I will be contacting the Cornwall County Archaeology department on Tuesday morning to have a word. I don't wish to be an alarmist but facts are facts and I would feel terrible if the unthinkable were to happen and some poor kids died because I had been negligent in not reporting it. When I was filming there a couple of days ago there were two local kids climbing on the 'fallen' stone which leans against the itself leaning front closure stone and never gave it a thought then. And this morning 4 German tourists turned up for a flying visit and for the 'family album' three climbed onto the same stone while the fourth took the photo. I only took my first reading a year ago and have no idea if it was built with a lean or not, but the fact is, it has moved out a further half inch during that time. I have no idea if the local archaeo's check up on these things and the very last thing I want is for H & S to get involved because you know what that'll mean...closure!

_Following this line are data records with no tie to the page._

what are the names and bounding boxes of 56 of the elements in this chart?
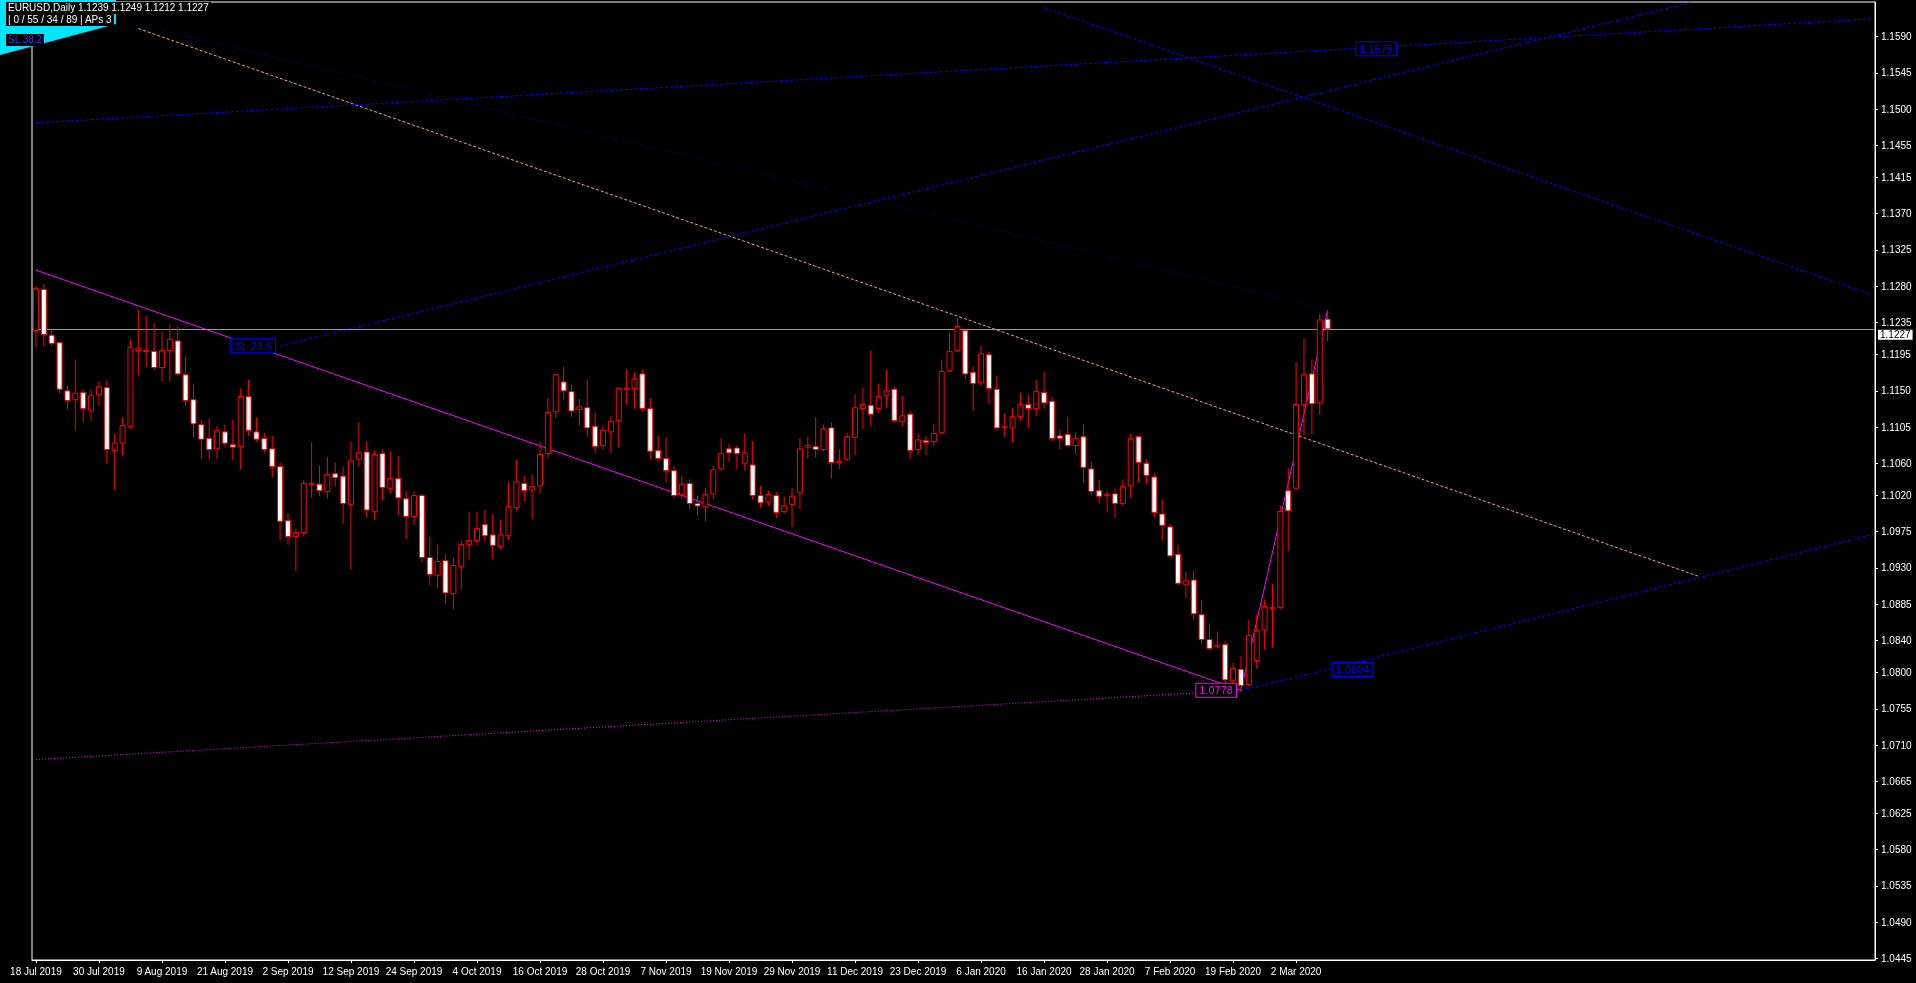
x-tick-label: 2 Sep 2019: [262, 965, 314, 977]
text: | 0 / 55 / 34 / 89 | APs 3: [6, 14, 114, 26]
y-tick-label: 1.0975: [1881, 526, 1913, 538]
data-label: 1.0804: [1335, 663, 1370, 676]
y-tick-label: 1.0710: [1881, 739, 1913, 751]
y-tick-label: 1.1105: [1881, 421, 1912, 433]
data-label: SL 23.6: [234, 339, 273, 352]
y-tick-label: 1.1500: [1881, 103, 1913, 115]
y-tick-label: 1.1280: [1881, 280, 1913, 292]
y-tick-label: 1.0535: [1881, 880, 1913, 892]
y-tick-label: 1.0445: [1881, 952, 1913, 964]
x-tick-label: 2 Mar 2020: [1270, 965, 1322, 977]
x-tick-label: 12 Sep 2019: [322, 965, 380, 977]
x-tick-label: 28 Jan 2020: [1079, 965, 1136, 977]
x-tick-label: 7 Feb 2020: [1144, 965, 1196, 977]
y-tick-label: 1.1150: [1881, 385, 1912, 397]
x-tick-label: 28 Oct 2019: [575, 965, 631, 977]
data-label: 1.0778: [1199, 684, 1233, 697]
y-tick-label: 1.1195: [1881, 349, 1912, 361]
y-tick-label: 1.1455: [1881, 139, 1913, 151]
x-tick-label: 19 Feb 2020: [1205, 965, 1262, 977]
y-tick-label: 1.0755: [1881, 703, 1913, 715]
y-tick-label: 1.0840: [1881, 634, 1913, 646]
y-tick-label: 1.0625: [1881, 807, 1913, 819]
x-tick-label: 18 Jul 2019: [10, 965, 63, 977]
y-tick-label: 1.1415: [1881, 172, 1913, 183]
x-tick-label: 30 Jul 2019: [73, 965, 126, 977]
y-tick-label: 1.1060: [1881, 457, 1913, 469]
y-tick-label: 1.1235: [1881, 316, 1913, 328]
x-tick-label: 23 Dec 2019: [889, 965, 947, 977]
y-tick-label: 1.0885: [1881, 598, 1913, 610]
y-tick-label: 1.0930: [1881, 562, 1913, 574]
annotation: SL 38.2: [6, 34, 45, 46]
x-tick-label: 19 Nov 2019: [700, 965, 758, 977]
x-tick-label: 16 Jan 2020: [1016, 965, 1073, 977]
y-tick-label: 1.0490: [1881, 916, 1913, 928]
x-tick-label: 4 Oct 2019: [452, 965, 502, 977]
x-tick-label: 7 Nov 2019: [640, 965, 693, 977]
y-tick-label: 1.1545: [1881, 67, 1913, 79]
y-tick-label: 1.0800: [1881, 667, 1913, 679]
y-tick-label: 1.1020: [1881, 489, 1913, 501]
x-tick-label: 16 Oct 2019: [512, 965, 568, 977]
y-tick-label: 1.1590: [1881, 31, 1913, 43]
y-tick-label: 1.1370: [1881, 208, 1913, 220]
y-tick-label: 1.1325: [1881, 244, 1913, 256]
x-tick-label: 21 Aug 2019: [196, 965, 254, 977]
x-tick-label: 11 Dec 2019: [827, 965, 884, 977]
x-tick-label: 9 Aug 2019: [136, 965, 188, 977]
y-tick-label: 1.0580: [1881, 844, 1913, 856]
x-tick-label: 29 Nov 2019: [763, 965, 821, 977]
chart-title: EURUSD,Daily 1.1239 1.1249 1.1212 1.1227: [6, 2, 211, 14]
data-label: 1.1575: [1359, 42, 1393, 55]
y-tick-label: 1.0665: [1881, 775, 1913, 787]
ref-line-label: 1.1227: [1880, 329, 1912, 341]
x-tick-label: 24 Sep 2019: [385, 965, 443, 977]
x-tick-label: 6 Jan 2020: [956, 965, 1007, 977]
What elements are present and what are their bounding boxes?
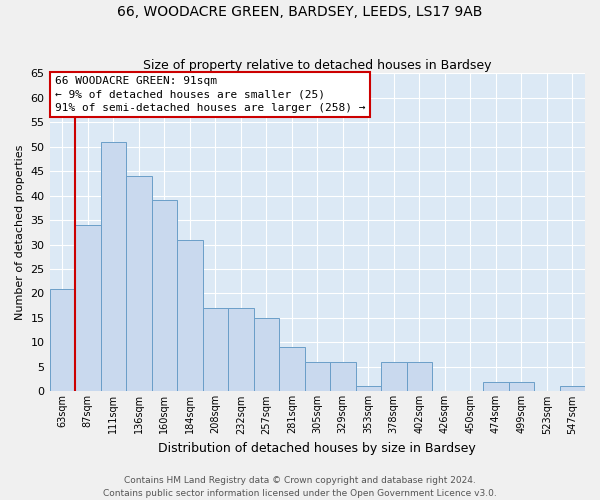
- Text: 66 WOODACRE GREEN: 91sqm
← 9% of detached houses are smaller (25)
91% of semi-de: 66 WOODACRE GREEN: 91sqm ← 9% of detache…: [55, 76, 365, 112]
- Bar: [228, 308, 254, 392]
- Bar: [75, 225, 101, 392]
- Y-axis label: Number of detached properties: Number of detached properties: [15, 144, 25, 320]
- Bar: [101, 142, 126, 392]
- Bar: [279, 348, 305, 392]
- Bar: [381, 362, 407, 392]
- Bar: [305, 362, 330, 392]
- Bar: [509, 382, 534, 392]
- Text: Contains HM Land Registry data © Crown copyright and database right 2024.
Contai: Contains HM Land Registry data © Crown c…: [103, 476, 497, 498]
- Bar: [203, 308, 228, 392]
- X-axis label: Distribution of detached houses by size in Bardsey: Distribution of detached houses by size …: [158, 442, 476, 455]
- Text: 66, WOODACRE GREEN, BARDSEY, LEEDS, LS17 9AB: 66, WOODACRE GREEN, BARDSEY, LEEDS, LS17…: [118, 5, 482, 19]
- Bar: [152, 200, 177, 392]
- Title: Size of property relative to detached houses in Bardsey: Size of property relative to detached ho…: [143, 59, 491, 72]
- Bar: [254, 318, 279, 392]
- Bar: [330, 362, 356, 392]
- Bar: [483, 382, 509, 392]
- Bar: [126, 176, 152, 392]
- Bar: [50, 288, 75, 392]
- Bar: [407, 362, 432, 392]
- Bar: [177, 240, 203, 392]
- Bar: [560, 386, 585, 392]
- Bar: [356, 386, 381, 392]
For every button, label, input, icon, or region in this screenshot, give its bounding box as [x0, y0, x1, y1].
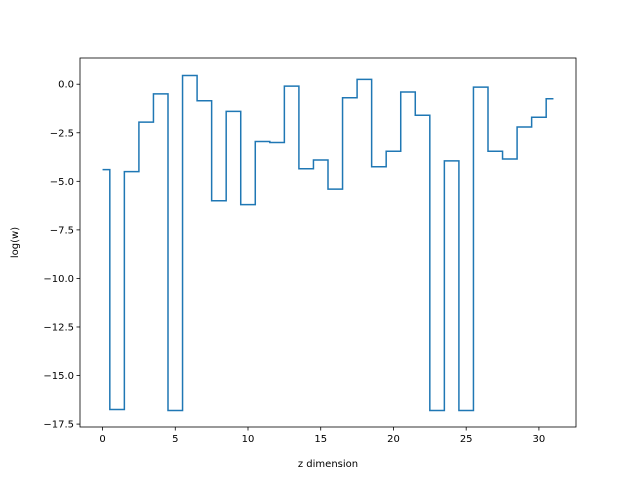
- x-tick-label: 15: [314, 434, 327, 445]
- x-tick-label: 25: [460, 434, 473, 445]
- y-tick-label: 0.0: [58, 80, 74, 91]
- y-axis-label: log(w): [10, 227, 21, 258]
- y-tick-label: −17.5: [43, 420, 74, 431]
- y-axis-ticks: 0.0 −2.5 −5.0 −7.5 −10.0 −12.5 −15.0 −17.5: [43, 80, 80, 431]
- x-axis-label: z dimension: [298, 459, 358, 470]
- x-tick-label: 30: [533, 434, 546, 445]
- x-tick-label: 20: [387, 434, 400, 445]
- x-tick-label: 0: [99, 434, 105, 445]
- y-tick-label: −7.5: [50, 225, 74, 236]
- series-line: [102, 74, 554, 412]
- y-tick-label: −2.5: [50, 128, 74, 139]
- x-tick-label: 10: [242, 434, 255, 445]
- y-tick-label: −12.5: [43, 322, 74, 333]
- y-tick-label: −10.0: [43, 274, 74, 285]
- y-tick-label: −5.0: [50, 177, 74, 188]
- axes-frame: [79, 57, 577, 428]
- y-tick-label: −15.0: [43, 371, 74, 382]
- plot-area: [102, 74, 554, 412]
- x-axis-ticks: 0 5 10 15 20 25 30: [99, 427, 545, 445]
- x-tick-label: 5: [172, 434, 178, 445]
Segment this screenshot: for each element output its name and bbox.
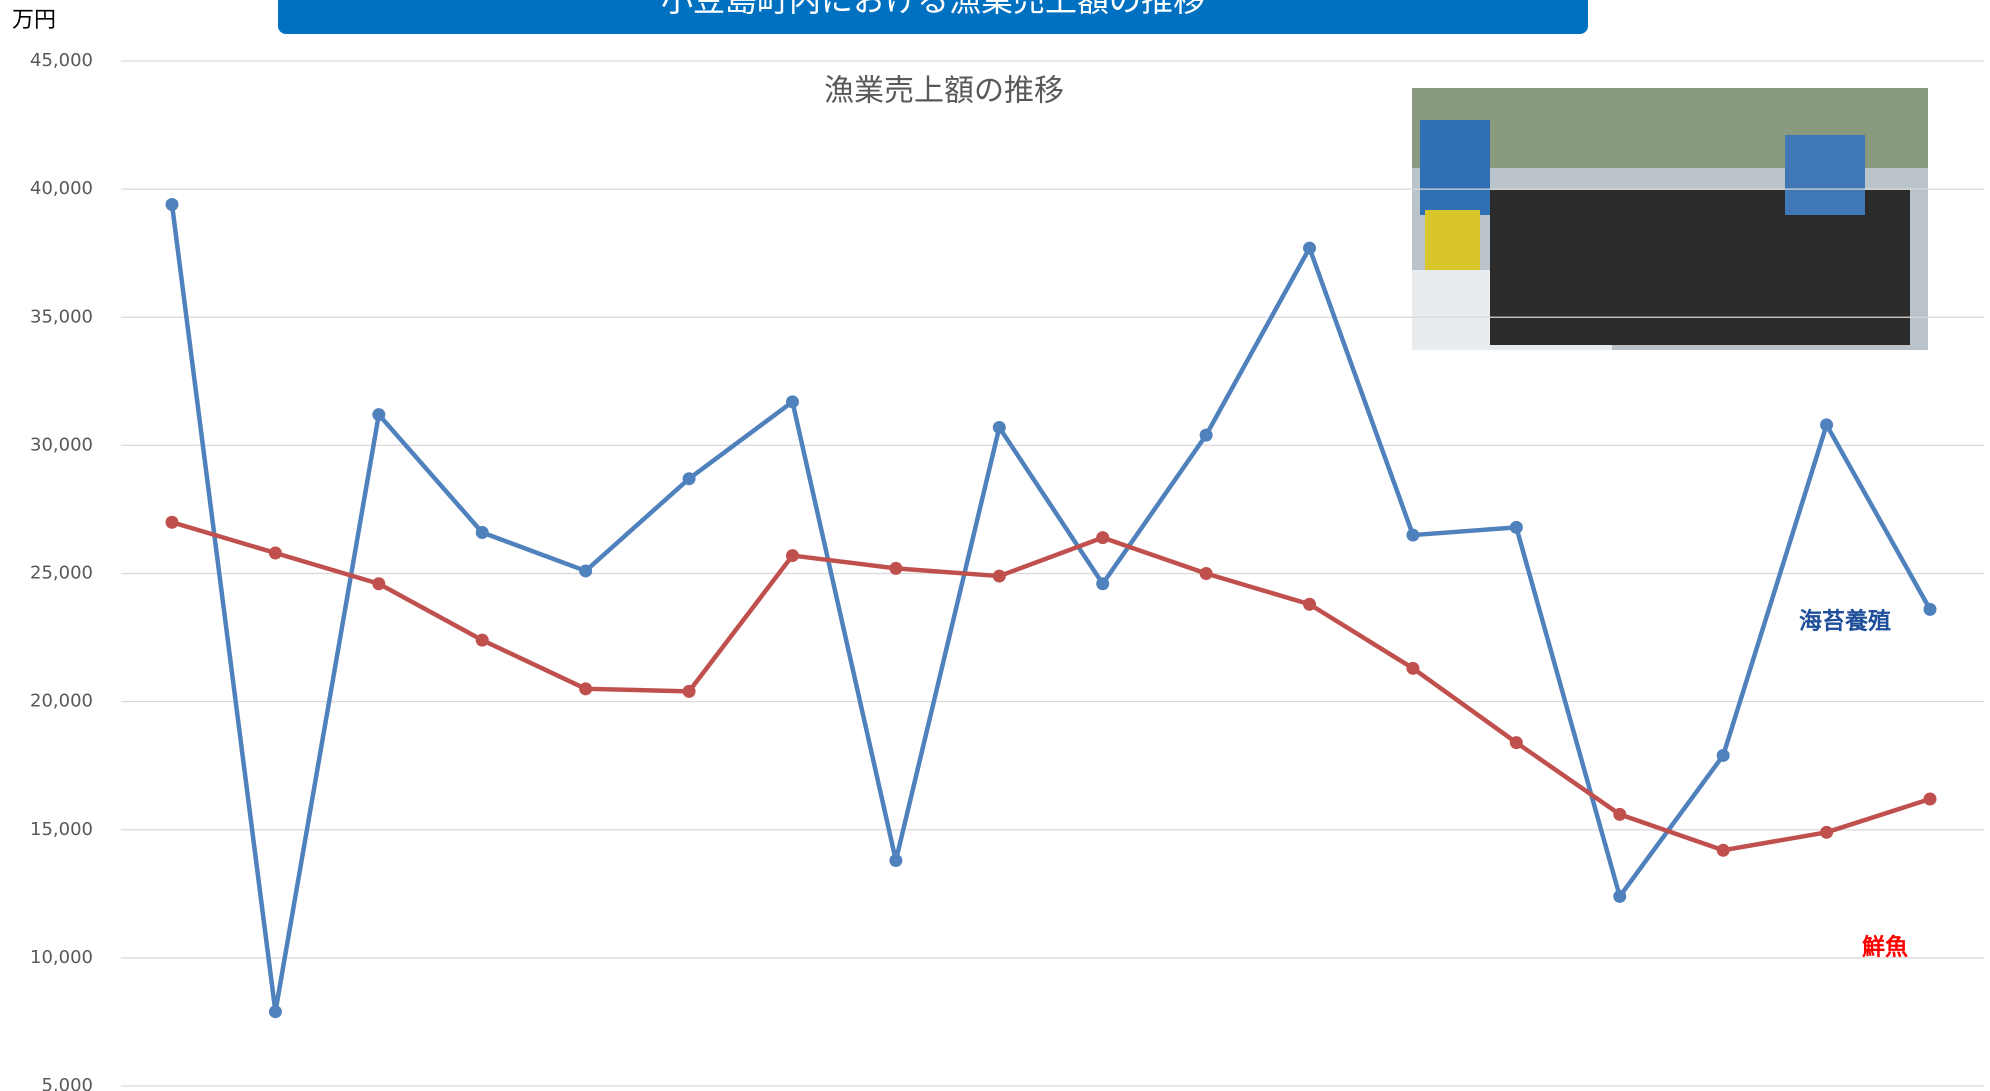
data-point <box>1613 807 1627 821</box>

Does anyone on here have any experience in this type of structure? I know you have to have something stabilised somehere to work from before the remaining structure can be assembled and I'm assuming it's the front closure stone but there seems to be remarkably little known here. It is very cleverly put together as the overlapping side stones lock each other in place by just the rear ones being anchored above by the capstone and the front one prevented from falling inward by the front closure stone. The bank to the exterior holding the bottoms in place. My intention is to publish something eventually but I don't want it to involve any guesswork or quirky thinking. It is, as already been said, a remarkable piece of work carried out by our amazing ancestors but I would like to get to the bottom of its build first and whether everything is where it should be before concerning myself with anything else.
Cheers, Roy

When I was filming there a couple of days ago there were two local kids climbing on the 'fallen' stone... And this morning 4 German tourists turned up for a flying visit and for the 'family album' three climbed onto the same stone while the fourth took the photo.
That is why many here have campaigned for years against climbing on monuments Roy. You see it all the time at Avebury – I’ve even seen people climbing up the Cove stones, one of which also developed a dangerous tilt a few years ago and had to be pulled back into the perpendicular. The message is simple – Do not climb on monuments, doing so damages them and may result in serious injury!

Good on you for planning to contact Cornwall County Archaeology Department on Tuesday!